女は、樺恋の変化に敏感に気づいて、鎖を引いて顔を覗き込んだ。

「んぐぅ…んんー」

 首を振っていやいやする樺恋の顎を上げて表情を観察する。涙目になって膝を震わせて女の顔をみあげた。

 涎が雫となって女の指先についた。

 女は、樺恋の顎先から指をはずして、セミロングの髪で涎を拭いた。

 それから、女は肉の塊になっている女の檻から一つ開けた檻の中に樺恋の鎖を引いて入るように促した。

 樺恋は麻縄で拘束されているので身体を丸めることが出来ない。狭い入り口に文字通りに、女のハイヒールで押し込められた。

 いくら樺恋が小柄でも、一メートルの立方形の中では背筋を伸ばすことは適わない。さらに拘束されているのでかなり窮屈な体制で檻の中で座り込んだ。

 女は樺恋の首から鎖を外してやると幾つか伸びているフックにぶら下げ、そして檻の扉を閉めてから南京錠で鍵を閉めた。

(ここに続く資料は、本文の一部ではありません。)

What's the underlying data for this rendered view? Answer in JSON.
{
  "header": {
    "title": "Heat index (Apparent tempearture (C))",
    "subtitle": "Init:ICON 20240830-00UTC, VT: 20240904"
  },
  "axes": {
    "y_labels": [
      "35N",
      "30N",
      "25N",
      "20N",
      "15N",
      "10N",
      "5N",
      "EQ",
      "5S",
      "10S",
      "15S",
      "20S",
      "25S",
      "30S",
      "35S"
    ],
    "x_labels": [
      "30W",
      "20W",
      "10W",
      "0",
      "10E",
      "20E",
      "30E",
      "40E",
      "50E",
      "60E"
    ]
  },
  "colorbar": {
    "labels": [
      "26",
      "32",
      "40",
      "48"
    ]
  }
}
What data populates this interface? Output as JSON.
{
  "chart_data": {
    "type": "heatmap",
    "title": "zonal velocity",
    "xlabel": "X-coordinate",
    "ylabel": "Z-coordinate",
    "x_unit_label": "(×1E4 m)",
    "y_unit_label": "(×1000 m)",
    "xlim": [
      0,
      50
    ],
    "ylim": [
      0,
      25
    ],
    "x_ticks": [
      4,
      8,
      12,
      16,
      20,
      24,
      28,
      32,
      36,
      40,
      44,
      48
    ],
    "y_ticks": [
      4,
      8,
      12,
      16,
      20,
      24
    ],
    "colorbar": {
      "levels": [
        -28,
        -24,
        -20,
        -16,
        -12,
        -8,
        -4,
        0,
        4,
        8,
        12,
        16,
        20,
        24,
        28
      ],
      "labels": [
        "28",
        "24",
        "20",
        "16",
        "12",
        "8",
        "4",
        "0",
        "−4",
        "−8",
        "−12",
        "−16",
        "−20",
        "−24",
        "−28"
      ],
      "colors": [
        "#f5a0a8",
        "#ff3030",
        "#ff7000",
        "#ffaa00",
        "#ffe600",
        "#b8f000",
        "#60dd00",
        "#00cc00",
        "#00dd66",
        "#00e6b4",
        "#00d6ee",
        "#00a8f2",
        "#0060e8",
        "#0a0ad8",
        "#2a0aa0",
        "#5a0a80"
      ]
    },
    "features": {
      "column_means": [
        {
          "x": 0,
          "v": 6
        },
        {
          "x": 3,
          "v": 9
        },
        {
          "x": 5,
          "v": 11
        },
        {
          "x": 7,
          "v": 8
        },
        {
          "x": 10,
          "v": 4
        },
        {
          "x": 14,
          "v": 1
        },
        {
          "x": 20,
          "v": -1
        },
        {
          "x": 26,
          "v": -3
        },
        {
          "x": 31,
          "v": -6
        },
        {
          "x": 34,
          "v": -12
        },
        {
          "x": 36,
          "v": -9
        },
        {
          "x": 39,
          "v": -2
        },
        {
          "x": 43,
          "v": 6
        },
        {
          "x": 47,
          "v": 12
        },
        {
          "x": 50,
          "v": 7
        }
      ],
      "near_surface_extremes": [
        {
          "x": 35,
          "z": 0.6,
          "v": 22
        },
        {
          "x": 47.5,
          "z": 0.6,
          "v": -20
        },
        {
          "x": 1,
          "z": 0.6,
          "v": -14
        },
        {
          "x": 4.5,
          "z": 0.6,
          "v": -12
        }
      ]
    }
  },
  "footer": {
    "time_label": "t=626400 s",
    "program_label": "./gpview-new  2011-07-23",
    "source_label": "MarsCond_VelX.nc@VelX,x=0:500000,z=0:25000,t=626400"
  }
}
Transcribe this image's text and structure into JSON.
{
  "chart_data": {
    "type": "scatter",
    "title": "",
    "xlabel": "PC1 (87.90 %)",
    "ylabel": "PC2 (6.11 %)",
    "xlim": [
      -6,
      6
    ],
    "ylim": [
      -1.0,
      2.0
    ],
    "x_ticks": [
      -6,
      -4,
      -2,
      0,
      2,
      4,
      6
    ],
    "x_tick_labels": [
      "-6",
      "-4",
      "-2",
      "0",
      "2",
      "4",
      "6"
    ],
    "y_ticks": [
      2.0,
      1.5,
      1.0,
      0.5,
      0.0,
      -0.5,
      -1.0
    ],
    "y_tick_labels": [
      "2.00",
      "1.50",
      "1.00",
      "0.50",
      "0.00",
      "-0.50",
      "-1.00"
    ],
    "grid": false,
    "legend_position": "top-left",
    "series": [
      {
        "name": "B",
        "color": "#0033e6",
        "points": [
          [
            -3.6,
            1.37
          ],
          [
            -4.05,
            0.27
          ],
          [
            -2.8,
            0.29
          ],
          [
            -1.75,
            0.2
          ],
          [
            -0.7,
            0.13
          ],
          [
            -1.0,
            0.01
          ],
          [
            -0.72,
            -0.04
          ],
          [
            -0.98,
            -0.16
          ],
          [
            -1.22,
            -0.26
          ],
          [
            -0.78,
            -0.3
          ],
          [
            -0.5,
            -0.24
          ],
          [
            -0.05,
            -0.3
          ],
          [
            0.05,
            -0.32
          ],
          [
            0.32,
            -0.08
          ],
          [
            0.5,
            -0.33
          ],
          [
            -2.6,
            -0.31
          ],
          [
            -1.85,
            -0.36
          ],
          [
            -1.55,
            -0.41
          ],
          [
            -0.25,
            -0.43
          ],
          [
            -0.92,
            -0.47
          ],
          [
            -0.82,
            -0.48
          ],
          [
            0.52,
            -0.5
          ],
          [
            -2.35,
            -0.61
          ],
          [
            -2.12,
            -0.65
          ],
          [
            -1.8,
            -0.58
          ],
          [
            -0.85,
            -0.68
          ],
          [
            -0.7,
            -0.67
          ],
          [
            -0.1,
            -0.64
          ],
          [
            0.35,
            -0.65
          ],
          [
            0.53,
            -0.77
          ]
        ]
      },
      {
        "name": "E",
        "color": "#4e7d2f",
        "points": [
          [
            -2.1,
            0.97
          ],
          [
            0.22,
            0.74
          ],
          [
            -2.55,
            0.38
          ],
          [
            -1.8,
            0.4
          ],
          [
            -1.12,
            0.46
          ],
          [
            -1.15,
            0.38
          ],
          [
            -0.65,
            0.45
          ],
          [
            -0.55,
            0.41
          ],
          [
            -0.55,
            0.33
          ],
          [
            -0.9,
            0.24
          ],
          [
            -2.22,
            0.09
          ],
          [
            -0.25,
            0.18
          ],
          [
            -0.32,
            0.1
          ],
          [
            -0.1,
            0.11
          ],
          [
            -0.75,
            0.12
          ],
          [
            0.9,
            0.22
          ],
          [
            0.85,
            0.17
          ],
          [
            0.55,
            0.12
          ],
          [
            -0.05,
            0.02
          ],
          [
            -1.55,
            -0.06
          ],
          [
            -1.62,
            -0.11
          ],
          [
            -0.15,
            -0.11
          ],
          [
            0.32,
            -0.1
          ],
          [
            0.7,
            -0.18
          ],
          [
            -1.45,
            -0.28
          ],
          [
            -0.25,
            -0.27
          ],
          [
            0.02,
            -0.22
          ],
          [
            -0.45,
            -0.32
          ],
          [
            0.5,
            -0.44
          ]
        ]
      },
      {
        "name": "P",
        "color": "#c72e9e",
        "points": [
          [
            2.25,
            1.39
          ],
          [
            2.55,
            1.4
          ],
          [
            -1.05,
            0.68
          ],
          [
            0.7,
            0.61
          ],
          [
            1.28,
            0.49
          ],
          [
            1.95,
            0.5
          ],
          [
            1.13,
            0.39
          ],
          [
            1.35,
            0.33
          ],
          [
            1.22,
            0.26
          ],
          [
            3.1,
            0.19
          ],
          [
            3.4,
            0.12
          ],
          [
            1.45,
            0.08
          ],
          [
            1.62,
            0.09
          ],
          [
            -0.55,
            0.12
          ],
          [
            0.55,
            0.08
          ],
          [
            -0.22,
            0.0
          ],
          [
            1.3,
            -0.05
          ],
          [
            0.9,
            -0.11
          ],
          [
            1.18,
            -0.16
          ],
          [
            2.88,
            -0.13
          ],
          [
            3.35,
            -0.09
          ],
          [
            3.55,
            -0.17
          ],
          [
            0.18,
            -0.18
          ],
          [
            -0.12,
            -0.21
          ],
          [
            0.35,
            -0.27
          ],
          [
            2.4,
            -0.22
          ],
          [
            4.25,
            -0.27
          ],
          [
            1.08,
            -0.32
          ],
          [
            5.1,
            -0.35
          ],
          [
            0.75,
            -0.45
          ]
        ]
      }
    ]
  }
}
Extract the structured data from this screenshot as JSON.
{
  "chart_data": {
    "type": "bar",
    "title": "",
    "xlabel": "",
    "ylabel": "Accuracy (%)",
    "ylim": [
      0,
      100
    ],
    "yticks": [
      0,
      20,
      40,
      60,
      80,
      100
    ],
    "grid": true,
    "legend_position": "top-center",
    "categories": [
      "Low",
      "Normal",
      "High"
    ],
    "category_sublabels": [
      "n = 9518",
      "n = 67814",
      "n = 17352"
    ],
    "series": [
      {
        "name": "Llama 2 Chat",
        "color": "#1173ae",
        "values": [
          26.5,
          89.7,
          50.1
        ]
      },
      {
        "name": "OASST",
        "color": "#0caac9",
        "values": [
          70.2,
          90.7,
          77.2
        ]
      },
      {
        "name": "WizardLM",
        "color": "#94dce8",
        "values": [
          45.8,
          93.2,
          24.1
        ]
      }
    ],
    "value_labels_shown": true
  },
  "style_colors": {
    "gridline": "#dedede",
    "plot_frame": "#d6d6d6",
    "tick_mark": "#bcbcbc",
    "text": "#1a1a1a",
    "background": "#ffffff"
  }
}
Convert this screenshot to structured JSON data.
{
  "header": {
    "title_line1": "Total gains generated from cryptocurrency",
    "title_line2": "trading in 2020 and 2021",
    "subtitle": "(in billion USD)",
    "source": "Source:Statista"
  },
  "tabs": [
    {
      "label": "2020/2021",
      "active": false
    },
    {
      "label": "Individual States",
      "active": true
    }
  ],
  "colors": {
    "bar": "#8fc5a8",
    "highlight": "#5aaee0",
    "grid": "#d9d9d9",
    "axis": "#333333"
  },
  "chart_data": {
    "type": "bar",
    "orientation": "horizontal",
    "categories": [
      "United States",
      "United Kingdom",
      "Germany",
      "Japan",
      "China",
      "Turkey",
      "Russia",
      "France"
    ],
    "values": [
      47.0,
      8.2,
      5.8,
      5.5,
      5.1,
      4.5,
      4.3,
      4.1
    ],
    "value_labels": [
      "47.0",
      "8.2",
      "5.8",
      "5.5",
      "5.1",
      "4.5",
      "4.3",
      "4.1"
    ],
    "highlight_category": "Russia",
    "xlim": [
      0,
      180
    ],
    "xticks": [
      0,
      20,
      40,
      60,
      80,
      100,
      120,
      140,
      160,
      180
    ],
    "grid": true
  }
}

「早速、明日から調教を始めます。窮屈だけどしっかり眠っておきなさい。明日からきついですよ」

 女はそれだけ言い捨てると立ち上がって男のそばに寄った。

 男の手が女の頬打った。

「売り物に傷をつけるな!」

「ひぃ! お許しを」

 男は、女が樺恋を檻の中に押し込める時にハイヒールで押し込んだ時に傷ついたことに腹を立てているようだ。

 たしかに、樺恋のお尻やふとももといった柔らかい部分は筋のような赤紫色の後がてんてんとついていた。

 女は男の足元にひざまずいて、腰を出来るだけ高く、額を擦り付けるようにして男の靴にキスをしていた。

「お許しを…」

 男は履き捨てるように女を見るとまるで相手をしないように歩き出し、女はすがるように四つん這いで後に続いた。

 樺恋は、その異常な光景をずっとみていた。

 一瞬女のと目が合って、ものすごい目つきで睨まれると、ずっと床ばかり見ていた。

 

 それから、暫くして女のうめき声しか聞こえなくなった。

 女は、時々全身を痙攣させて声を止める以外変化は無く、ずっと潰れた猫のような声を上げ続けている。

 落ち着くと裸なので、寒気を覚えた。寄りかかった檻の鉄棒や冷たいコンクリートにぬくもりは無く、寒さに凍えるしかなかった。

 眠ろうとも拘束され、窮屈な檻の中で寒さに震えるばかりで眠れそうになかった。

 それに、さっきからずっとオシッコを我慢しているのだ。

 状況を考えるとトイレなどいけそうも無いし、朝までといってもどれくらいの時間を待つかも知る由も無い。

「んふーんふぅんんーんんー」

 トイレに行きたいと叫びたいが開口具によって言葉にならない。